Posted at 11:42 AM, May 13, 2019
and last updated 2019-05-13 11:43:20-04

MURRAY, Utah – A Utah woman is hepatitis free after getting a piece of her son's liver in a lifesaving transplant.

"I feel like we are gaining ground every day. Starting to hope and dream and thinking about the future," Gwen Finlayson told CNN affiliate KTVX.

The 63-year-old mother of four was diagnosed in 1991 with autoimmune hepatitis, which is caused by the body's immune system turning against the liver cells. Doctors warned that she would need a liver transplant in a few years, but she was able to stretch that to more than two decades.

"I would go to the hospital and stay. I wasn't getting over things," she said. "There were a lot of indications that this was going south in a hurry."

Finlayson went on the national transplant list last year, but the odds of her getting an organ looked pretty slim.
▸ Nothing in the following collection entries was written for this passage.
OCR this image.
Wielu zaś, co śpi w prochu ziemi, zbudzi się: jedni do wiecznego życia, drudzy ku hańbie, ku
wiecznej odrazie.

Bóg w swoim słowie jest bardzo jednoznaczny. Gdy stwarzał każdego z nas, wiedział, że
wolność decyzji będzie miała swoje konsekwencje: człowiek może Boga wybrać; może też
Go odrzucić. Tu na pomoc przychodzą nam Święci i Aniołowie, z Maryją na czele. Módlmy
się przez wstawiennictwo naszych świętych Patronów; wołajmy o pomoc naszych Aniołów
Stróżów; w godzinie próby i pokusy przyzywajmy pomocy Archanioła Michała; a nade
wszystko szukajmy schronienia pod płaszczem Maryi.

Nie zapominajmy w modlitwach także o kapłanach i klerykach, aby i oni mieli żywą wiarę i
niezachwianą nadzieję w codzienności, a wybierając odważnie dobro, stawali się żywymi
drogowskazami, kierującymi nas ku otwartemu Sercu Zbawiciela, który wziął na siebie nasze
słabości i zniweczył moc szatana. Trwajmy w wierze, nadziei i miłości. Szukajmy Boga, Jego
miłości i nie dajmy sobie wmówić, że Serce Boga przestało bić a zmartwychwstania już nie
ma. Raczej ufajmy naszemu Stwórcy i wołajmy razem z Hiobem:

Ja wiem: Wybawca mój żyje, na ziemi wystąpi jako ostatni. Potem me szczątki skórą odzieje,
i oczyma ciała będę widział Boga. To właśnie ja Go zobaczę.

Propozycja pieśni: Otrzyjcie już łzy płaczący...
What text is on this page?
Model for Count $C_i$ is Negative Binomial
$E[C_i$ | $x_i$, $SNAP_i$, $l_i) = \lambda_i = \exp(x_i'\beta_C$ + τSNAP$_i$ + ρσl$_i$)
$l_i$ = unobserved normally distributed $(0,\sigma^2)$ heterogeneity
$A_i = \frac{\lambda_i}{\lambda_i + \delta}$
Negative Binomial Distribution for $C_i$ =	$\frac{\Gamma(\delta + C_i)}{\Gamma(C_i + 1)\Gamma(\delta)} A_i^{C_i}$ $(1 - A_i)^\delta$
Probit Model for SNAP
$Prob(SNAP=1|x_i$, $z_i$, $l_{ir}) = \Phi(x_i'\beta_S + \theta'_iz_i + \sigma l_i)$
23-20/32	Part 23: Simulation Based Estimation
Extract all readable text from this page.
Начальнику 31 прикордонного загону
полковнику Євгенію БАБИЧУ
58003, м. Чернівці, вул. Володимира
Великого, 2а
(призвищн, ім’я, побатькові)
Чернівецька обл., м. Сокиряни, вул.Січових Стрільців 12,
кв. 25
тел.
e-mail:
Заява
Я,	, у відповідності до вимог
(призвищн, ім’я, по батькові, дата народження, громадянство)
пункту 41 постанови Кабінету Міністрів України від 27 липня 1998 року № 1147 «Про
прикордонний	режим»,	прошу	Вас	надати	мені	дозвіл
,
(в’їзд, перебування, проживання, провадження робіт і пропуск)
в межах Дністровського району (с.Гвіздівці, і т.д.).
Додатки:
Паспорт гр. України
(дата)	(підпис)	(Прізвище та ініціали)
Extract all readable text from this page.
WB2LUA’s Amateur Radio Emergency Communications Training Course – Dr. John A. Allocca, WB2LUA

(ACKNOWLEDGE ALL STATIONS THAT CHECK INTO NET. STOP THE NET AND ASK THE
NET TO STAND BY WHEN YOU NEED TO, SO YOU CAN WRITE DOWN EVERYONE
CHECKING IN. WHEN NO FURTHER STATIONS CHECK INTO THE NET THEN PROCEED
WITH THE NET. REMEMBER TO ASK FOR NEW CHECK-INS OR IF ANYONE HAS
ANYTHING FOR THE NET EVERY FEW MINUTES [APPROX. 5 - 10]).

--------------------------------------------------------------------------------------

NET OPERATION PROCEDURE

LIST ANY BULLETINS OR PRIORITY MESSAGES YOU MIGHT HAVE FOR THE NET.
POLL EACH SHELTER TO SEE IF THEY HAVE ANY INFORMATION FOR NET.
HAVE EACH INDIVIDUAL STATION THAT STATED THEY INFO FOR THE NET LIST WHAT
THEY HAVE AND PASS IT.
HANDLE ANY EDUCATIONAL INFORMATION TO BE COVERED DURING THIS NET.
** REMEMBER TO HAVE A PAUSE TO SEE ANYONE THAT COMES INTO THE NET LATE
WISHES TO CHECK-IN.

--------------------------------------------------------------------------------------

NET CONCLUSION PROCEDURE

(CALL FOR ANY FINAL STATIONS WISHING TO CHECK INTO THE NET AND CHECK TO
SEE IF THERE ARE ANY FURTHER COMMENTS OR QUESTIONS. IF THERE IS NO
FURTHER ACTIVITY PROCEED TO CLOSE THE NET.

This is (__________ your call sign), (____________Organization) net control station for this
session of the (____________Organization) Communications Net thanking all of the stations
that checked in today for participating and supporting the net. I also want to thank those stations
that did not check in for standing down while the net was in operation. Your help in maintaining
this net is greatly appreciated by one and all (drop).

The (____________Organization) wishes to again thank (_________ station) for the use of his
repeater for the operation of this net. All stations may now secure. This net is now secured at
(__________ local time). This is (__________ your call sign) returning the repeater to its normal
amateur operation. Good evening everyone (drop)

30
Her son, Brandon, was a match and volunteered to be a donor. But she didn't want to put him at risk since he has five kids of his own.

Brandon Finlayson donated part of his liver to his mom, Gwen, in February.

"She pretty much shut us down and said, 'No, it's not a possibility. I don't even want to talk about it,' " Brandon, 37, said. "It took days to get her to finally even think about the idea. A lot of convincing."

The surgery in February was the first time Utah doctors transplanted the left lobe of a living donor's liver. They used scans of Brandon's liver to make a 3-D printed model, so they could plan and practice the delicate procedure.

"Normally we take the right lobe and take about 60 percent of the healthy liver from the donor to give to the recipient," said Dr. Manuel Rodriguez-Davalos in a statement. "That said, with the use of current 3-D imaging and 3-D printing technology we can perform precision liver surgery and obtain a left lobe graft which gives safer and faster recovery for the donor with equal or improved outcomes for Mom."

Doctors at Intermountain Medical Center, in Murray, Utah, said that Gwen and Brandon's livers can regenerate and should grow to about 90 percent of normal size within months.

Both are recovering well after the surgery.

"I look toward the future with hope instead of, 'How sick am I going to be then,' " she said. "I look forward with joy and optimism and try to figure out what are we going to do next."

Gwen said she's walking five miles a day and has more energy than she's had in years.

"I'm not sure I have the words to describe how I feel about my son. I am grateful that he is the kind of man who would do something like that," she said. "That he would risk his life for another human being -- didn't have to be his mother -- it would have been anybody. To me, that is the definition of a hero."

Brandon joked a that he was probably off the hook for Mother's Day gifts for at least a few years.